This modern take on traditional lasagna combines fresh summer zucchini with flavorful sausage meat, creating a delightfully unique casserole. The creamy mustard sauce adds an unexpected twist that transforms this classic dish into something special. Perfect for family dinners, this recipe delivers generous portions that satisfy with its creative blend of textures and flavors.
The magic of this dish lies in properly cooking the zucchini and selecting quality sausage meat. When it emerges from the oven with its golden cheese crust and gently bubbling sauce, it never fails to impress dinner guests.
Key Ingredients
- Sausage meat (800g): Choose well-seasoned meat, preferably from a butcher. A pork-veal blend offers refined flavor
- Zucchini (2 large): Select firm, glossy specimens of medium size for even cooking
- Heavy cream (160g): Full-fat cream provides the best richness and texture
- Dijon mustard (1 tsp): Use authentic Dijon for balanced heat and flavor
- Cheese blend (150g): Mix aged Gruyere and Parmigiano-Reggiano for optimal melting and taste
Step-by-Step Instructions
- Preparing the Sausage Meat:
- Crumble sausage meat into a cold pan. Cook over medium heat, stirring regularly. Add fresh thyme and bay leaf. Continue cooking until lightly golden. Drain excess fat carefully. Season with freshly ground pepper.
- Preparing the Zucchini:
- Wash and dry zucchini thoroughly. Trim ends and slice thinly using a mandoline. Layer slices between paper towels. Sprinkle lightly with salt to draw out moisture. Let rest 15 minutes. Pat dry thoroughly.
- Making the Tomato Sauce:
- Sauté minced onion in olive oil. Add chopped garlic and tomato paste. Pour in peeled tomatoes and water. Season with herbs de Provence. Add a pinch of sugar to balance acidity. Simmer gently for 20 minutes.
- Creating the Mustard Sauce:
- Whisk heavy cream until smooth. Gradually incorporate warmed milk. Blend in mustard to taste. Season with salt, pepper and nutmeg. Sauce should be creamy but maintain proper consistency.
- Assembly:
- Preheat oven to 180°C/350°F with fan. Butter a large baking dish generously. Spread thin layer of tomato sauce. Layer lasagna sheets without overlapping. Add one-third of sausage meat. Layer zucchini slices. Pour mustard sauce. Sprinkle with cheese. Repeat layers three times. Top with remaining cheese mixture.

The mustard cream sauce makes this dish truly special. It provides a gentle warmth that enhances the zucchini and meat perfectly. Even children request seconds of this unique lasagna variation.
This recipe represents a perfect fusion of traditional Italian technique and French-inspired flavors. The addition of Dijon mustard transforms classic lasagna into an elegant dish that honors both culinary traditions while creating something uniquely delicious.
Frequently Asked Questions
- → Can I put this lasagna together beforehand?

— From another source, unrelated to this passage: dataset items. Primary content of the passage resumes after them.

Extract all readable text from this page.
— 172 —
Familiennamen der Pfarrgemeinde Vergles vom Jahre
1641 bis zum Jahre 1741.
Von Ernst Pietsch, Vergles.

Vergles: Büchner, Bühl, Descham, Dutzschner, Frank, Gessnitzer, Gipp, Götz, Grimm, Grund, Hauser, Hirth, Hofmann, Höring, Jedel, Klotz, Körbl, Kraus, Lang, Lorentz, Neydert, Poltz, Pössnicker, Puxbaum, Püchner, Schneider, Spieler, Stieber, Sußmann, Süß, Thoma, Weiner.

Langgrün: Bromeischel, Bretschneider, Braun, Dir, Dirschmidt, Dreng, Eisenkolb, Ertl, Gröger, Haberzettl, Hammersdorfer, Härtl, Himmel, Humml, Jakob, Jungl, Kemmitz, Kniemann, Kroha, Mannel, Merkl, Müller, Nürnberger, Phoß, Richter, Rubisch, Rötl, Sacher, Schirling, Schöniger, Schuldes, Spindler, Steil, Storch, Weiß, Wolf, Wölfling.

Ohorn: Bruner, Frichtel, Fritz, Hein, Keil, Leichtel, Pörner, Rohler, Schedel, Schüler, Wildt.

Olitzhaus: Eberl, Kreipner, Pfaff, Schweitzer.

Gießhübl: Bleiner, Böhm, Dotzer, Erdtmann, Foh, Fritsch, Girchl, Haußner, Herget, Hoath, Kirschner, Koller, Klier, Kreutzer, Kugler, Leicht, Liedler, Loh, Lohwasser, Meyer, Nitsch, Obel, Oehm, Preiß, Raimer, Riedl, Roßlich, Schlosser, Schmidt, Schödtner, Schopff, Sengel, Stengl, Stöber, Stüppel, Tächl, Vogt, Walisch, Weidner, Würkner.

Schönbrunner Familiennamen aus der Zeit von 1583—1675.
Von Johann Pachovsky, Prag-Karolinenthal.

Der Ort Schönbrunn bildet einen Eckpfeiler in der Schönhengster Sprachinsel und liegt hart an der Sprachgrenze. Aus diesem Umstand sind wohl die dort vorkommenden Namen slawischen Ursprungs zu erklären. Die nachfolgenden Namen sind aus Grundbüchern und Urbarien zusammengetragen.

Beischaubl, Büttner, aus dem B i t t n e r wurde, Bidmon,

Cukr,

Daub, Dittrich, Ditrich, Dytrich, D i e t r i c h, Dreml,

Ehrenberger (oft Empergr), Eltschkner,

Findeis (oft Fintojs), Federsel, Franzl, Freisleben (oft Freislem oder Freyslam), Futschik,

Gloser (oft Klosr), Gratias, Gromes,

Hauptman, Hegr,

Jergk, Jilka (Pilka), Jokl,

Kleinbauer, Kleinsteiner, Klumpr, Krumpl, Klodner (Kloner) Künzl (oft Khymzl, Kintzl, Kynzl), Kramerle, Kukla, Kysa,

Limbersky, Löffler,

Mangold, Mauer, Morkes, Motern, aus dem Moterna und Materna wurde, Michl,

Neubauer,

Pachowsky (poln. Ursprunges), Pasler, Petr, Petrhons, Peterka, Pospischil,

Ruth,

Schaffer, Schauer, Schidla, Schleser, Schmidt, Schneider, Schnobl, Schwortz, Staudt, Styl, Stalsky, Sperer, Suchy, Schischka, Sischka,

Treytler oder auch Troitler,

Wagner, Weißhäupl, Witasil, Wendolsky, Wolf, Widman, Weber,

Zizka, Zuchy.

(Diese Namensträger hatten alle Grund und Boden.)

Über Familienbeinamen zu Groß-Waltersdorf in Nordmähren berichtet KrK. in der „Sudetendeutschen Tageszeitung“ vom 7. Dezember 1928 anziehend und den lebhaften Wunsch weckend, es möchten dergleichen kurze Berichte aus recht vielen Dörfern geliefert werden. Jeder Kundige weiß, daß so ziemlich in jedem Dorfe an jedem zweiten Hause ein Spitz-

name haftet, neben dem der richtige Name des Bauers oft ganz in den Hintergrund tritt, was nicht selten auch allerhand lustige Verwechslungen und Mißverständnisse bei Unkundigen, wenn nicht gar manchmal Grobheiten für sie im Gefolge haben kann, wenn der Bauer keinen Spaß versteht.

- Absolutely! You can prep it the day before and pop it in the oven the next day. Just make sure to take it out of the fridge about 30 minutes before baking.
- → Is this dish freezer-friendly?
- Yes, it freezes well whether cooked or raw. If you're baking it from frozen, just add 20 more minutes to the cook time.
- → What type of mustard works best?
- Go for a strong Dijon mustard to give the creamy sauce a nice bold flavor.
- → How do I slice zucchini really thin?
- Use a mandoline slicer or a food processor with a slicing blade to get thin, even slices.
- → Can I swap out the sausage for something else?
- Definitely! Ground beef or a mix of beef and pork works great for a more traditional take.